SDGs dan Visi Filantropi Berkemajuan




Memahami fakta dan kenyataan atas kemiskinan memerlukan pendekatan komprehensif. Suatu cara pandang holistik yang memungkinkan menarik titik-titik keterpisahan dan keterpilahan. Manusia tidak saja ditempatkan secara parsial dalam persoalan kemiskinan, namun secara bersama-sama turut serta berperan dengan menawarkan gagasan baru yang saling melengkapi.

Realitas kemiskinan telah menjadi bahasan aktual di seluruh dunia. Salah satunya adalah menyuarakan sistem kepemimpinan yang mampu mengatasi kemiskinan, kesenjangan dan perubahan iklim. Agenda besar pembangunan berkelanjutan telah ditetapkan melalui Tujuan Pembangunan Milenium (MDGs) sejak tahun 2000 yang selanjutnya direvisi dalam agenda 2030 dan tertuang sebagai tujuan global melalui tujuan pembangunan berkelanjutan (Sustainable Development Goals/ SDGs) dengan 17 rekomendasinya menuntaskan agenda-agenda yang masih tertinggal.


Dampak yang diharapkan dari SDGs pada prinsipnya adalah pengurangan kemiskinan, pembangunan berkelanjutan yang merata, mata pencaharian dan pekerjaan layak, akses merata kepada pelayanan dan jaminan social, keberlanjutan lingkungan dan mempertinggi ketahanan terhadap bencana, pemerintahan yang ditingkatkan kualitasnya dan akses merata kepada keadilan bagi semua orang.

Tujuan luhur tersebut kini direspon oleh berbagai pihak, dengan memperluas mitra dan jaringan kerja baik di tingkat internasional, regional dan lokal. Salah satunya juga direspon oleh komunitas filantropi. Diakui bahwa isu kemiskinan dan kesejahteraan melekat dengan istilah ekonomi. Bahkan pendekatan ekonomi dianggap masih gagap membaca kemiskinan dan ketimpangan sosial yang dialami setiap persona.
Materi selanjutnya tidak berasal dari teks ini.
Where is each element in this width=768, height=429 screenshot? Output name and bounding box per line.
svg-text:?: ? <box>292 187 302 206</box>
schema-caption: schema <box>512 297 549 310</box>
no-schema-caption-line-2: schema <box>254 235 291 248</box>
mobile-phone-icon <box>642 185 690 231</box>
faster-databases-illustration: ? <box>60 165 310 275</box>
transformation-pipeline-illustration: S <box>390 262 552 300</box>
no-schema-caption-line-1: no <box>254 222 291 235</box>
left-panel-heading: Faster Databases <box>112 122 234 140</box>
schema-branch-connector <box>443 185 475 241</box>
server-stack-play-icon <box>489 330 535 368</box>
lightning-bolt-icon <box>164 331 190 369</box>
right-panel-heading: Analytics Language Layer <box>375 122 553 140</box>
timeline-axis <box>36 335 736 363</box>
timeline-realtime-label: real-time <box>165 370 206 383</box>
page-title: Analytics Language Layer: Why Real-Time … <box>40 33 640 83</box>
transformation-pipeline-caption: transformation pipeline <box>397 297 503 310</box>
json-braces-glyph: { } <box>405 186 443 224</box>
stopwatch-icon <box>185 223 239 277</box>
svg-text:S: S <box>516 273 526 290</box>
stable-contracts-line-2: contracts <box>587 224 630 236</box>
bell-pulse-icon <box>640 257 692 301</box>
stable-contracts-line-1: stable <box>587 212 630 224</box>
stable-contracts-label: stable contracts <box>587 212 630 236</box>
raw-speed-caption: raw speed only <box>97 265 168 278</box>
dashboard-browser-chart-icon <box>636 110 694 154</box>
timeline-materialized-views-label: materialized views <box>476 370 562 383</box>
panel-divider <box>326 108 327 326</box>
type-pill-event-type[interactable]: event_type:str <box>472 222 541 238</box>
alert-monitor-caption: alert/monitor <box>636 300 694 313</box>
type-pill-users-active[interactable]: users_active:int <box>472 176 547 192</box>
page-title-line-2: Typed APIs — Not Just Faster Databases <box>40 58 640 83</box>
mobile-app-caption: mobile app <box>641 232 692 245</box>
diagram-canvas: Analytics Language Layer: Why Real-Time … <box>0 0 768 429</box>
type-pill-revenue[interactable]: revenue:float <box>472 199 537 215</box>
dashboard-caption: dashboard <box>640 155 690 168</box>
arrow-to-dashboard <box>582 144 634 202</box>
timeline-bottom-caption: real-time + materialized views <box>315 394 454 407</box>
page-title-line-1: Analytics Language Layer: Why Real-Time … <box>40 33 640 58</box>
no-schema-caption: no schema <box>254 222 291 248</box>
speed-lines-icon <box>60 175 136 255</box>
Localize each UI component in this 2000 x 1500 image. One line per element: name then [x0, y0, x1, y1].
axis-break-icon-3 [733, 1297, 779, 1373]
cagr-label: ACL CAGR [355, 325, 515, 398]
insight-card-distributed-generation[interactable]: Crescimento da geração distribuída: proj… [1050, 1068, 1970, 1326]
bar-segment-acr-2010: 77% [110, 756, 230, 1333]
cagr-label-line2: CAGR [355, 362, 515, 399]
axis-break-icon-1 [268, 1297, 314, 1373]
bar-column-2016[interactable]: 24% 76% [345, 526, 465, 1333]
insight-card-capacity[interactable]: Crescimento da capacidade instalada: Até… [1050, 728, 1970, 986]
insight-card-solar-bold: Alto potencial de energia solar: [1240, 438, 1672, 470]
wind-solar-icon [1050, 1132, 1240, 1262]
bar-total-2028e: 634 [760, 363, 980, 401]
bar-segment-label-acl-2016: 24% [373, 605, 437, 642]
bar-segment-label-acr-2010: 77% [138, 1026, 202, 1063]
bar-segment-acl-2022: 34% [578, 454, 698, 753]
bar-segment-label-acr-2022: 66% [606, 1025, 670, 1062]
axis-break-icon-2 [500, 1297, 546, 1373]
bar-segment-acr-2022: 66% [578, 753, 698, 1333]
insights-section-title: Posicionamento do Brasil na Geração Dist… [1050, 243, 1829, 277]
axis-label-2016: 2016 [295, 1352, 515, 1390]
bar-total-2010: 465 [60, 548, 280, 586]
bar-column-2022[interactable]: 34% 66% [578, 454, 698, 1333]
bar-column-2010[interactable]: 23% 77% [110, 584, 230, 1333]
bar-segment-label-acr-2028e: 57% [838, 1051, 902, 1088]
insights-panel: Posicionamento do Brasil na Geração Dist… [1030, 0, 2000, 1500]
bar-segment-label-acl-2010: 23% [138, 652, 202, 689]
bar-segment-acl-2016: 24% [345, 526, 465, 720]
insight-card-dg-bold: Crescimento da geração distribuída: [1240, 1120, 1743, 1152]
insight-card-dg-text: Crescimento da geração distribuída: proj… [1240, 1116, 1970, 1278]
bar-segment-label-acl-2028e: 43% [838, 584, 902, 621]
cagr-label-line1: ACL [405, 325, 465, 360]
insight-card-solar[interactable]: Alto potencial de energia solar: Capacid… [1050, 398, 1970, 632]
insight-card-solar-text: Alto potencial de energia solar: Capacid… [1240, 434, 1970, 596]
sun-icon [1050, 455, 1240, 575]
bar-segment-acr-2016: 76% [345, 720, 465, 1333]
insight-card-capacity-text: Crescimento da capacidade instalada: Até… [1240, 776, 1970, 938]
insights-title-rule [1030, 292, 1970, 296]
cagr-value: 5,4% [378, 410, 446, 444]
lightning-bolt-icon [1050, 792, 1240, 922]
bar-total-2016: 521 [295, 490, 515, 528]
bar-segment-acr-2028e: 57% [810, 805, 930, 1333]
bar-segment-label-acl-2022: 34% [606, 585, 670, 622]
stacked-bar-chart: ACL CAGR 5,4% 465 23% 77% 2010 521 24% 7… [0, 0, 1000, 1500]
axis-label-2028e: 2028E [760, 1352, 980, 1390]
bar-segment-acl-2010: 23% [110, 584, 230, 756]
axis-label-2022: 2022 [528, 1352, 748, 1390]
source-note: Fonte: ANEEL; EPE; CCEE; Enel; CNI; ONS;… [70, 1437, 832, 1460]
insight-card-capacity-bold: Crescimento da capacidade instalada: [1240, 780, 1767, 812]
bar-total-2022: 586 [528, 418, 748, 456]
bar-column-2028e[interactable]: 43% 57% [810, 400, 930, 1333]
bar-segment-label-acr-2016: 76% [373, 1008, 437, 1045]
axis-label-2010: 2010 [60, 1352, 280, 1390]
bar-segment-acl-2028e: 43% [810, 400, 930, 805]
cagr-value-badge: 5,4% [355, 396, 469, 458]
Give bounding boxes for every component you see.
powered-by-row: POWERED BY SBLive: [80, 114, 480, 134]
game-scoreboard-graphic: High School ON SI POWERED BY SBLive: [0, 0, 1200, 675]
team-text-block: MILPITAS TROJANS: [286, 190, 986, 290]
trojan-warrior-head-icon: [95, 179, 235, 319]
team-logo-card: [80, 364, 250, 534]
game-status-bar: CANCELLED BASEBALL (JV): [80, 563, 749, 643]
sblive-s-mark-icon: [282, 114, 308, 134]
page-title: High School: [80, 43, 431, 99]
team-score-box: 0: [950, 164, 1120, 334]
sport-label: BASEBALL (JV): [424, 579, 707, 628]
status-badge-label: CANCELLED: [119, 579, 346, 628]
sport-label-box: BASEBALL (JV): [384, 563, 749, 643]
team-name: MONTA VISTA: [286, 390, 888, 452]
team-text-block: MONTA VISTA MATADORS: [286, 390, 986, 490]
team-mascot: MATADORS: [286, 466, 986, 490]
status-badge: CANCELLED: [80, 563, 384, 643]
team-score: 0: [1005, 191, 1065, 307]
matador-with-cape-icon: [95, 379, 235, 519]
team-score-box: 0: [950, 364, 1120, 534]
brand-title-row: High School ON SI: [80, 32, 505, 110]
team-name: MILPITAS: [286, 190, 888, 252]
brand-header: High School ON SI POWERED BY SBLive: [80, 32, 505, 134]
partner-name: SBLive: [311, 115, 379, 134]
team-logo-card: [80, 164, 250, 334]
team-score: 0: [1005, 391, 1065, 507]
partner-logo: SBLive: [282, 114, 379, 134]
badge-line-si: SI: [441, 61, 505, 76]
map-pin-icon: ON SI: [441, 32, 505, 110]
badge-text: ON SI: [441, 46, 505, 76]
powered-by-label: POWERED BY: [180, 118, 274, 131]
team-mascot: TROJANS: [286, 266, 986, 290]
Berbagai kajian telah mengabarkan jika persoalan ini persoalan multidimensi atas sebab globalisasi yang berjalan seiring dengan ilmu pengetahuan modern yang tanpa disadari meninggalkan jejak keterpisahan antara subjek dan objek sebagai bangunan persepsi. Globalisasi dengan akumulasi kapitalnya telah memandang manusia sebagai bagian-bagian kecil (atom) dalam masyarakat ekonomi.

Tidak berbeda dengan cara pandang terhadap alam di mana krisis ekologis terjadi atas sebab memahami alam sebagai entitas yang di dalamnya tanpa jiwa nabati, jiwa hewani dan jiwa insani. Untuk itu SDGs ditilik dari sisi holistiknya telah merusmuskan sekaligus merapikan balok-balok dari sebuah entitas kehidupan yang terpisah ke dalam entitas kehidupan yang berkesadaran dan bermakna.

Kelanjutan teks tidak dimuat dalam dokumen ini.